In summary, we have proposed a novel humidity sensor that contains a sensing capacitor, a reference capacitor, a thermistor and a microheater to improve the sensing performance. When compared with traditional PI-based humidity sensors, the sensitivity of the proposed device with in situ integration of the nanoforests is enhanced significantly. In addition, by adding a microheater, a thermistor and a reference capacitor to the sensor, the proposed humidity device gains the ability to self-improve its signal accuracy and self-reduce its response time, in addition to its self-detection ability. Theoretical analyses and experimental tests were performed to investigate the effects of the number of IDEs and the heating temperature on the humidity sensing performance, and the advantages of the difference method used in the device were demonstrated. Based on the excellent performance demonstrated by the sensor and by using machine learning algorithms, we used the humidity sensor for the respiratory monitoring of human breathing. It is expected that such a highly sensitive humidity sensor will be used widely in the future in a variety of commercial applications.

Materials and methods

Materials

PI (ZKPI-5100) was purchased from POME Technology, Beijing, China. The gases (CO2, N2) used in the device calibration process were stored in steel cylinders purchased from Guangyun Gas Co., Ltd., Wuxi, China. The ethylene glycol and ethanol used in the experiments were of analytical purity and were purchased from Sinopharm Chemical Reagent Co., Ltd., Shanghai, China. The masks used for the insertion of the sensors were purchased from 3 M China.

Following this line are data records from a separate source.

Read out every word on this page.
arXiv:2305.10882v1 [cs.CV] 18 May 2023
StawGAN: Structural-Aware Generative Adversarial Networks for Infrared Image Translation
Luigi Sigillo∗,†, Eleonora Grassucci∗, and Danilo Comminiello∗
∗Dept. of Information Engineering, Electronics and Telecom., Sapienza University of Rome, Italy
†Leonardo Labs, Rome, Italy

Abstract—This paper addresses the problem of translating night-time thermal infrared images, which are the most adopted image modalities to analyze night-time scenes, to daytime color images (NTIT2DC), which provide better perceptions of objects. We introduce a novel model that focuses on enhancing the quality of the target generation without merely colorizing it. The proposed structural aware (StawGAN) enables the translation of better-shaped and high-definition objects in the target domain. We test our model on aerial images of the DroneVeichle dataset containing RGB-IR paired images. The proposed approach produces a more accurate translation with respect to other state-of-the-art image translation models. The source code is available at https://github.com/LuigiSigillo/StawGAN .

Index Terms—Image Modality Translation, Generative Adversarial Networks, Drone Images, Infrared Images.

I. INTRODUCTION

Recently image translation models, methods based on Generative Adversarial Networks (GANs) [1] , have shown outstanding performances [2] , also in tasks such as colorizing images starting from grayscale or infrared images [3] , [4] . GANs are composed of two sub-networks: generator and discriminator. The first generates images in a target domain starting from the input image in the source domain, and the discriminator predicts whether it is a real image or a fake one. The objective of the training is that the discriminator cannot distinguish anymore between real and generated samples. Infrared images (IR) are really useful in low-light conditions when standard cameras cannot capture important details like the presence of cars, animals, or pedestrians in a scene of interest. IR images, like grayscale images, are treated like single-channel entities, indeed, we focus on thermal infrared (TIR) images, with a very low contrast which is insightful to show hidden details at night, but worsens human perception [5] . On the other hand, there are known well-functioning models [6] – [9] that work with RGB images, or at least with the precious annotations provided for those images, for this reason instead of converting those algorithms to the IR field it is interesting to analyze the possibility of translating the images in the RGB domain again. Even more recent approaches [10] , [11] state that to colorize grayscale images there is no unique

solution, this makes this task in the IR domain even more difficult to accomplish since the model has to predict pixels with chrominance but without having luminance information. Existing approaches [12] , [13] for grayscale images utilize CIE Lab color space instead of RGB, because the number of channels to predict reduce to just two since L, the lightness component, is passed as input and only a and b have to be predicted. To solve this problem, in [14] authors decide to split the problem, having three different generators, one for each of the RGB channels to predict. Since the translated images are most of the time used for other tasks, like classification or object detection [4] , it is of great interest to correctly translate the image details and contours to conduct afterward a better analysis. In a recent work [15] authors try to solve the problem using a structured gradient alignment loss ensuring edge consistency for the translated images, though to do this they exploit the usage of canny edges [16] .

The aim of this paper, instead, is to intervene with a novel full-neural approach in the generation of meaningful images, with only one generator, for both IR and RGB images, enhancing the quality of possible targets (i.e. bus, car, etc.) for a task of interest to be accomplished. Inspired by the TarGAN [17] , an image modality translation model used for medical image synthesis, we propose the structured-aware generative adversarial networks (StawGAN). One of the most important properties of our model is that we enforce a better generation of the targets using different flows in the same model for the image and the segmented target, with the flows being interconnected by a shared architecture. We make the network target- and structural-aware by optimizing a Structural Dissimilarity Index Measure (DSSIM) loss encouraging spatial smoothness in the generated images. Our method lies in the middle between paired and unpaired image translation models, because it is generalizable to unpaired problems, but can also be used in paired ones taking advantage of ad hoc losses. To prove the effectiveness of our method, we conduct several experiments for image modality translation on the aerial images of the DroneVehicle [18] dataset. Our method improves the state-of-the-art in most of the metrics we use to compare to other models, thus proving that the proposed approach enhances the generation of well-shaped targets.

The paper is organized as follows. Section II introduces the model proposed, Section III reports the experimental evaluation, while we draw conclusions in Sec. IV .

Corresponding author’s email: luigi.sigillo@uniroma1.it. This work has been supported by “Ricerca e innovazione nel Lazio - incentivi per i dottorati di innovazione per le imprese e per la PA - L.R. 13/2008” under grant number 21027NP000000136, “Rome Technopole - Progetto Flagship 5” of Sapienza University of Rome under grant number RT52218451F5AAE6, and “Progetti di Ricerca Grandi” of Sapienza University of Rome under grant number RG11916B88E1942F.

Characterization and test methods

A high-resolution scanning electron microscope (GeminiSEM 300, Carl Zeiss, Jena, Germany) and a focused ion beam (FIB) system (Helios G4 CX, Thermo Fisher Scientific, Waltham, USA) were used to investigate the humidity sensor structures. The humidity sensor was secured in a window-type TO package that was then connected to a printed circuit board layer through wire bonding. To evaluate the humidity-sensing capability of the sensor, it was placed in the chamber of a temperature-humidity generator (HG2-S, Rotronic, Switzerland). Capacitance signals were collected using a high-precision multimeter (DMM6500, Keithley, USA). The working temperatures of the microheater at different voltages were tested using an infrared imaging measurement system (MicroOptics Research IR, Beijing, China). The working voltage for the microheater was applied using a DC power supply (Victor 3005 A, China). To evaluate the specificity of the humidity sensor in different gas environments, the sensor was placed in a chamber in which the gas concentrations could be controlled (DGL-3, ELITE TECH, China).